Ausstrahlungsdatum: Montag, 1. April 2019, 22.25 Uhr, SRF 1

Der Bund verlangt von der Post Renditen und Leistungen zur Grundversorgung, doch Umsatz und Gewinn sinken. Im Studio: VR-Präsident Urs Schwaller. Zudem: Gefährlich – 2017 wurden mehr hochriskante Kredite neu herausgegeben als vor der Finanzkrise. Und: Baltische Fachkräfte verlassen Grossbritannien. Reto Lipp moderiert die Sendung.

Post: Neuausrichtung ist unumgänglich
Seit Jahren sinken bei der Post Umsatz und Gewinn. Trotzdem verlangt der Bund als Eigner in allen Geschäftsfeldern marktübliche Renditen. Gleichzeitig muss die Post Leistungen zur Grundversorgung erbringen – mit Vorgaben aus dem letzten Jahrhundert. Wie muss sich das Unternehmen verändern, damit es in Zukunft bestehen kann? Antworten darauf von Urs Schwaller, VR-Präsident der Post, im «ECO»-Studio.

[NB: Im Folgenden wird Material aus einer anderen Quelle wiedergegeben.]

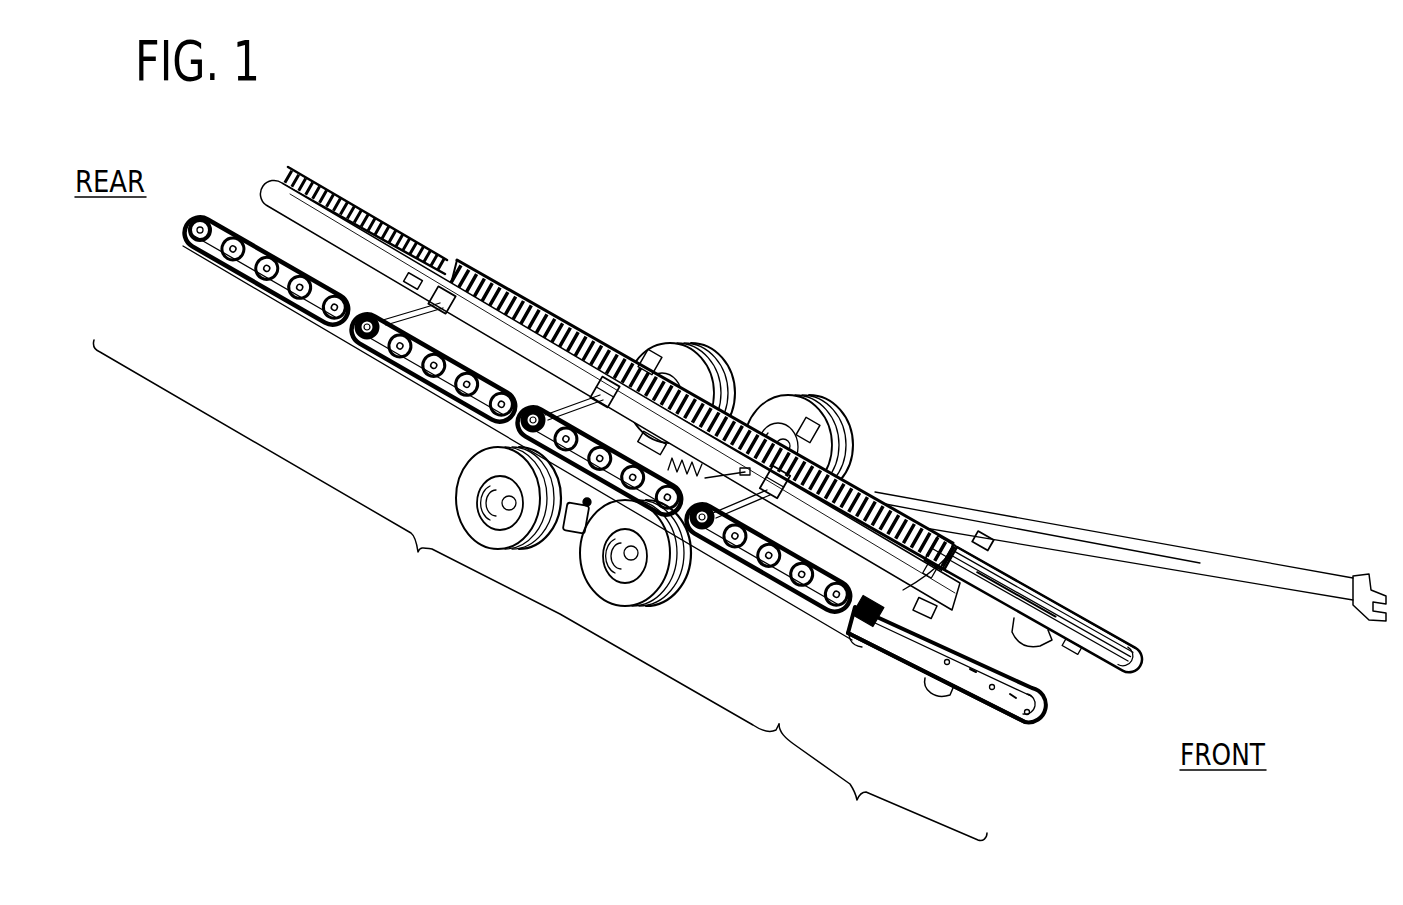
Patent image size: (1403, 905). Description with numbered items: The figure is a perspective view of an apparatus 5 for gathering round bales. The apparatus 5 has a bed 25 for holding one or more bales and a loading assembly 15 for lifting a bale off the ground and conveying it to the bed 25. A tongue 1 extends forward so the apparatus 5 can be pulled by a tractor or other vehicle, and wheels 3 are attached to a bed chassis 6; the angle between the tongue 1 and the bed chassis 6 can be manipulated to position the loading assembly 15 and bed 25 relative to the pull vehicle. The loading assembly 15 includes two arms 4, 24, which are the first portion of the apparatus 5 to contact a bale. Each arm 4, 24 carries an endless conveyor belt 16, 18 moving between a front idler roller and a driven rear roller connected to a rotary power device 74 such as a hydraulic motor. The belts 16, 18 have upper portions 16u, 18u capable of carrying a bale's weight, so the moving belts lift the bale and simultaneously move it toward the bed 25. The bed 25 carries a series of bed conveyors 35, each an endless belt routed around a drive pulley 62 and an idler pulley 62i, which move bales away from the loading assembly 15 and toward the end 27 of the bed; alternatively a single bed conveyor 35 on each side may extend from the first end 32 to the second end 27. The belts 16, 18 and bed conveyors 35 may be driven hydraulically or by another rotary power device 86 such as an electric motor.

The tongue 1 is at (1120, 540).
The wheels 3 is at (690, 353).
The arm 4 is at (1005, 725).
The apparatus for gathering round bales 5 is at (870, 287).
The bed chassis 6 is at (493, 330).
The loading assembly 15 is at (883, 785).
The endless conveyor belt 16 is at (1050, 717).
The upper portion 16u is at (955, 690).
The endless conveyor belt 18 is at (1143, 668).
The upper portion 18u is at (1050, 597).
The arm 24 is at (1107, 630).
The bed 25 is at (436, 535).
The end of the bed 27 is at (268, 185).
The first end 32 is at (968, 537).
The bed conveyors 35 is at (418, 270).
The drive pulley 62 is at (317, 322).
The idler pulley 62i is at (190, 248).
The rotary power device 74 is at (967, 563).
The rotary power device 86 is at (433, 288).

Gefährliche Verschuldung: Hochriskante Firmenkredite
Die jahrelange Niedrigzinspolitik der Notenbanken offenbart ihre Schattenseiten: Auf der Jagd nach Rendite nehmen Investoren immer grössere Risiken in Kauf. Milliarden fliessen an hochverschuldete Unternehmen. 2017 wurden mehr hochriskante Kredite neu herausgegeben als vor der Finanzkrise. Eine gefährliche Situation – die Aufsichtsbehörden sind alarmiert.

Baltische Fachkräfte haben genug vom Brexit-Chaos
Edgars Kronbergs lebte sieben Jahre in England, wollte Karriere in der Autoindustrie machen. Wegen des Brexits ist er nun aber zurückgekehrt in seine Heimat Lettland. Weg von der wirtschaftlichen Unsicherheit auf der Insel, hin zur Wirtschaft, die so stark wächst wie kaum eine andere in Europa. Wie Kronbergs wollen viele Letten zurück in ihre Heimat, die Regierung wirbt aktiv um sie. Doch die Rückkehr fällt nicht allen leicht.